Seven years later, the Hyderabad High Court stepped in. They overturned his conviction, pointing out the obvious: Satyam Babu’s physical condition made the police theory absurd. The court didn’t just free him—they ordered the state to pay him ₹1 lakh for a botched investigation and accused police of framing an innocent man.
CBI Takes Over (2018–2024)
After Satyam Babu’s acquittal and mounting public outrage, the High Court handed the case to the CBI in 2018. The CBI did what few expected—they exhumed Ayesha’s remains in 2019, searching for missed forensic clues with a second post-mortem. But progress stalled. Key evidence and trial records had vanished, destroyed while the case was still open. Any hope for a breakthrough faded.
Final Chapter (February 2026)
The CBI filed a closure report, admitting they couldn’t name a suspect. Even those politically powerful names Ayesha’s parents kept raising couldn’t be tied to the crime—at least not with solid evidence.

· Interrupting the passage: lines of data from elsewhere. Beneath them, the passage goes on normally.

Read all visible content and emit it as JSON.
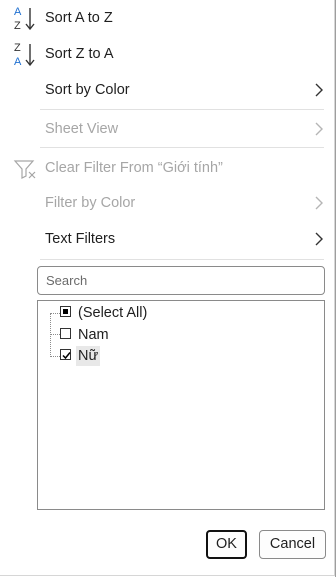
{
  "menu": {
    "sort_az": {
      "label": "Sort A to Z",
      "icon": "sort-ascending-icon"
    },
    "sort_za": {
      "label": "Sort Z to A",
      "icon": "sort-descending-icon"
    },
    "sort_by_color": {
      "label": "Sort by Color"
    },
    "sheet_view": {
      "label": "Sheet View",
      "disabled": true
    },
    "clear_filter": {
      "label": "Clear Filter From “Giới tính”",
      "disabled": true,
      "icon": "clear-filter-icon"
    },
    "filter_by_color": {
      "label": "Filter by Color",
      "disabled": true
    },
    "text_filters": {
      "label": "Text Filters"
    }
  },
  "search": {
    "placeholder": "Search"
  },
  "filter_list": [
    {
      "label": "(Select All)",
      "state": "indeterminate"
    },
    {
      "label": "Nam",
      "state": "unchecked"
    },
    {
      "label": "Nữ",
      "state": "checked"
    }
  ],
  "buttons": {
    "ok": "OK",
    "cancel": "Cancel"
  },
  "colors": {
    "disabled_text": "#a6a6a6",
    "text": "#1f1f1f",
    "border": "#8a8a8a",
    "accent_blue": "#1e6fd1"
  }
}
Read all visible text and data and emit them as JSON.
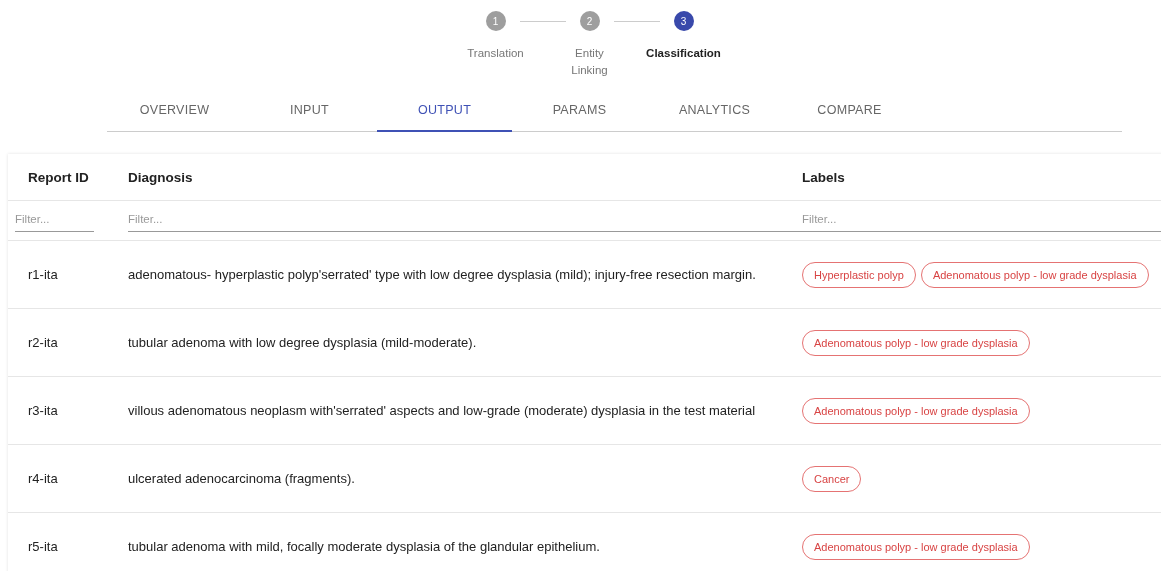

Judge Annapurna accepted the report, bringing the 17-year search for justice to a close. Ayesha’s parents, Shamshad Begum and Iqbal Basha, told the court they simply didn’t have the money to keep fighting. The court ordered the government to return Ayesha’s remains for her last rites and provide security for her family during the ceremony in Tenali, set for February 27, 2026.
A Timeline of Loss
2007: Ayesha Meera is murdered in her hostel bathroom.
2008: Police arrest Satyam Babu. Doubts swirl from the start.
2010: Satyam Babu gets a life sentence.
2017: High Court frees Satyam Babu, blasting the investigation.
2018: CBI takes over.
2019: CBI exhumes the body. Evidence destruction uncovered.
2026: CBI Court closes the case. No conviction. No answers.
“We have fought for 18 years, but justice remains elusive,” Ayesha’s parents told the court. With that, one of Andhra Pradesh’s most talked-about cases ends—not with resolution, but with silence.